Languages are not born overnight but for the most part grow seamlessly out of other languages over generations and centuries. In fact, many linguists now doubt whether countable, neatly defined “languages” exist at all, at least without our forcing them into existence. There is no universal definition of what constitutes a language (versus a dialect, most famously). Nor can the fluid and variable linguistic practices of any community, or even the complex repertoire of any individual, be boiled down to a single fixed code of words and grammar.
Instead we all use multiple interacting codes paired with social meaning, as the linguist Jeff Good puts it, and it would be better to focus on documenting “the linguistic behavior and knowledge of individuals.” Writing with Michael Cysouw, he proposes that linguists abandon “language” for terms like “languoid” and “doculect” that can be more narrowly defined. At best a name like “English” (or “Estonian” or “Ewe”) “suffices as an informal communicative designation,” in the words of Cysouw and Good. We can use these designations, but should remember how much they oversimplify the fluid, layered, and multimodal nature of human communication.
For centuries, the practice of “speaking English” existed among a limited group of people bound by ties of place and kinship. Apart from neighboring peoples, few others had ever heard it, let alone learned it as a second language. Old English (as later scholars periodized it) evolved to Middle English and eventually Modern English, changing gradually across time and space beyond what any early speaker would have recognized. Forms of Norse, French, Latin and Greek used by more powerful peoples exerted a massive influence. Then English speakers began conquering Celtic, Native American, African, Australian and other peoples, pressuring or forcing them to give up their languages.
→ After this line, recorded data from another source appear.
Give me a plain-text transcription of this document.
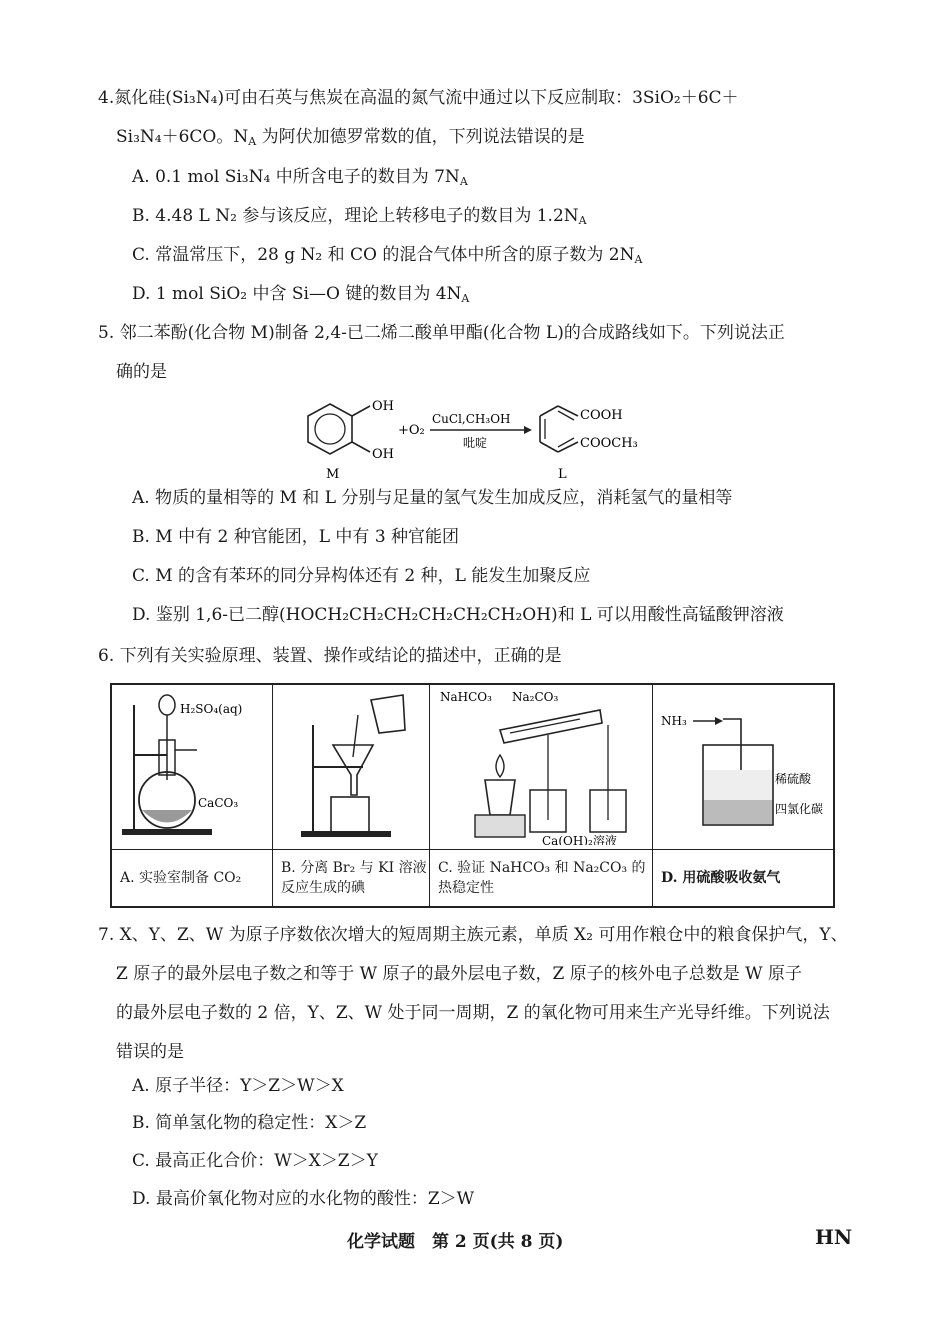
4.氮化硅(Si₃N₄)可由石英与焦炭在高温的氮气流中通过以下反应制取：3SiO₂＋6C＋
Si₃N₄＋6CO。$N_A$ 为阿伏加德罗常数的值，下列说法错误的是
A. 0.1 mol Si₃N₄ 中所含电子的数目为 $7N_A$
B. 4.48 L N₂ 参与该反应，理论上转移电子的数目为 $1.2N_A$
C. 常温常压下，28 g N₂ 和 CO 的混合气体中所含的原子数为 $2N_A$
D. 1 mol SiO₂ 中含 Si—O 键的数目为 $4N_A$
5. 邻二苯酚(化合物 M)制备 2,4-已二烯二酸单甲酯(化合物 L)的合成路线如下。下列说法正
确的是
OH
OH
M
+O₂
CuCl,CH₃OH
吡啶
COOH
COOCH₃
L
A. 物质的量相等的 M 和 L 分别与足量的氢气发生加成反应，消耗氢气的量相等
B. M 中有 2 种官能团，L 中有 3 种官能团
C. M 的含有苯环的同分异构体还有 2 种，L 能发生加聚反应
D. 鉴别 1,6-已二醇(HOCH₂CH₂CH₂CH₂CH₂CH₂OH)和 L 可以用酸性高锰酸钾溶液
6. 下列有关实验原理、装置、操作或结论的描述中，正确的是
H₂SO₄(aq)
CaCO₃		NaHCO₃ Na₂CO₃
Ca(OH)₂溶液	NH₃
稀硫酸
四氯化碳

A. 实验室制备 CO₂	B. 分离 Br₂ 与 KI 溶液反应生成的碘	C. 验证 NaHCO₃ 和 Na₂CO₃ 的热稳定性	D. 用硫酸吸收氨气
7. X、Y、Z、W 为原子序数依次增大的短周期主族元素，单质 X₂ 可用作粮仓中的粮食保护气，Y、
Z 原子的最外层电子数之和等于 W 原子的最外层电子数，Z 原子的核外电子总数是 W 原子
的最外层电子数的 2 倍，Y、Z、W 处于同一周期，Z 的氧化物可用来生产光导纤维。下列说法
错误的是
A. 原子半径：Y＞Z＞W＞X
B. 简单氢化物的稳定性：X＞Z
C. 最高正化合价：W＞X＞Z＞Y
D. 最高价氧化物对应的水化物的酸性：Z＞W
化学试题　第 2 页(共 8 页)	HN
For the most part, I learned English by interacting with the small set of people around me during my first three or four years alive. My family had entered the language about a century earlier, after emigrating from Eastern Europe to New York City. Likewise, most of the world’s approximately 400 million native English speakers had other mother tongues in their families until relatively recently. Of course there is a hierarchy of dialects, with the U.K., the U.S., Canada, Australia and New Zealand often seen as an “inner circle,” crosscut by privilege and prejudice along racial, ethnic, class, regional and social lines. Then there are all the gradations and variations among the more than 1 billion people who have learned English as a second (or third or fourth) language very recently indeed.
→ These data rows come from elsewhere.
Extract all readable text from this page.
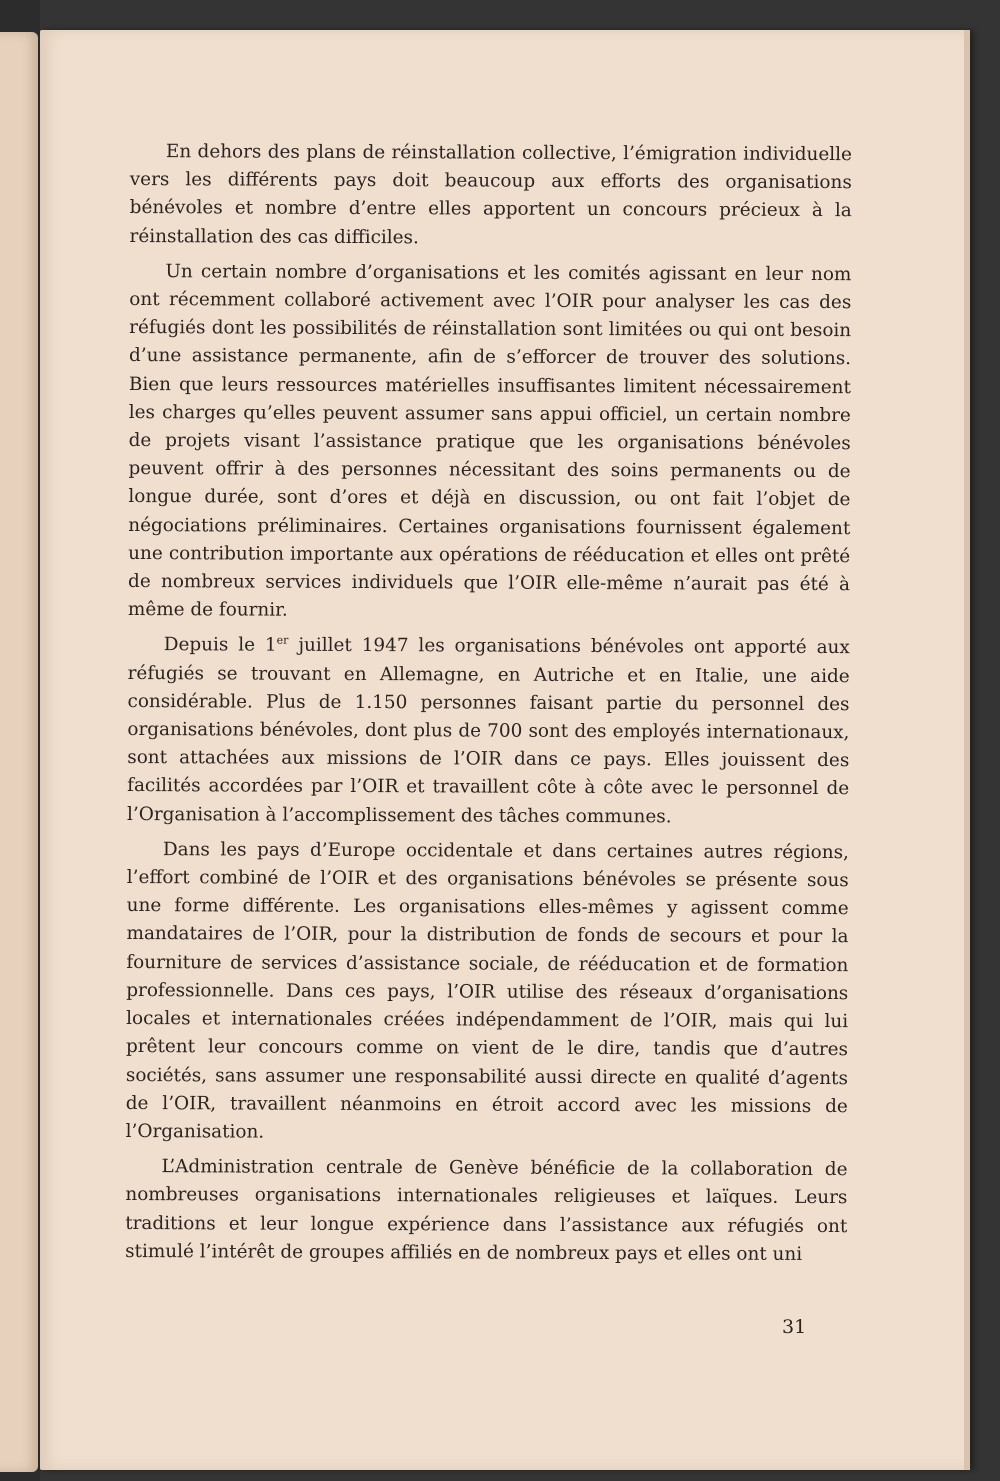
En dehors des plans de réinstallation collective, l’émigration individuelle vers les différents pays doit beaucoup aux efforts des organisations bénévoles et nombre d’entre elles apportent un concours précieux à la réinstallation des cas difficiles.

Un certain nombre d’organisations et les comités agissant en leur nom ont récemment collaboré activement avec l’OIR pour analyser les cas des réfugiés dont les possibilités de réinstallation sont limitées ou qui ont besoin d’une assistance permanente, afin de s’efforcer de trouver des solutions. Bien que leurs ressources matérielles insuffisantes limitent nécessairement les charges qu’elles peuvent assumer sans appui officiel, un certain nombre de projets visant l’assistance pratique que les organisations bénévoles peuvent offrir à des personnes nécessitant des soins permanents ou de longue durée, sont d’ores et déjà en discussion, ou ont fait l’objet de négociations préliminaires. Certaines organisations fournissent également une contribution importante aux opérations de rééducation et elles ont prêté de nombreux services individuels que l’OIR elle-même n’aurait pas été à même de fournir.

Depuis le 1er juillet 1947 les organisations bénévoles ont apporté aux réfugiés se trouvant en Allemagne, en Autriche et en Italie, une aide considérable. Plus de 1.150 personnes faisant partie du personnel des organisations bénévoles, dont plus de 700 sont des employés internationaux, sont attachées aux missions de l’OIR dans ce pays. Elles jouissent des facilités accordées par l’OIR et travaillent côte à côte avec le personnel de l’Organisation à l’accomplissement des tâches communes.

Dans les pays d’Europe occidentale et dans certaines autres régions, l’effort combiné de l’OIR et des organisations bénévoles se présente sous une forme différente. Les organisations elles-mêmes y agissent comme mandataires de l’OIR, pour la distribution de fonds de secours et pour la fourniture de services d’assistance sociale, de rééducation et de formation professionnelle. Dans ces pays, l’OIR utilise des réseaux d’organisations locales et internationales créées indépendamment de l’OIR, mais qui lui prêtent leur concours comme on vient de le dire, tandis que d’autres sociétés, sans assumer une responsabilité aussi directe en qualité d’agents de l’OIR, travaillent néanmoins en étroit accord avec les missions de l’Organisation.

L’Administration centrale de Genève bénéficie de la collaboration de nombreuses organisations internationales religieuses et laïques. Leurs traditions et leur longue expérience dans l’assistance aux réfugiés ont stimulé l’intérêt de groupes affiliés en de nombreux pays et elles ont uni

31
Where AI promises magic, the most pressing need is for basic research, driven by communities.
The more it becomes a global lingua franca, the less English “belongs” to anyone in particular. Though still present, its historic layers and contemporary variants have been and are still being ruthlessly flattened, especially in writing. No single entity is in charge, but governments, companies, schools, publishers, media outlets and others have all been generating, spreading and standardizing English. The result is now a massive, interconnected and ever more predictable blob — the perfect training set for an LLM.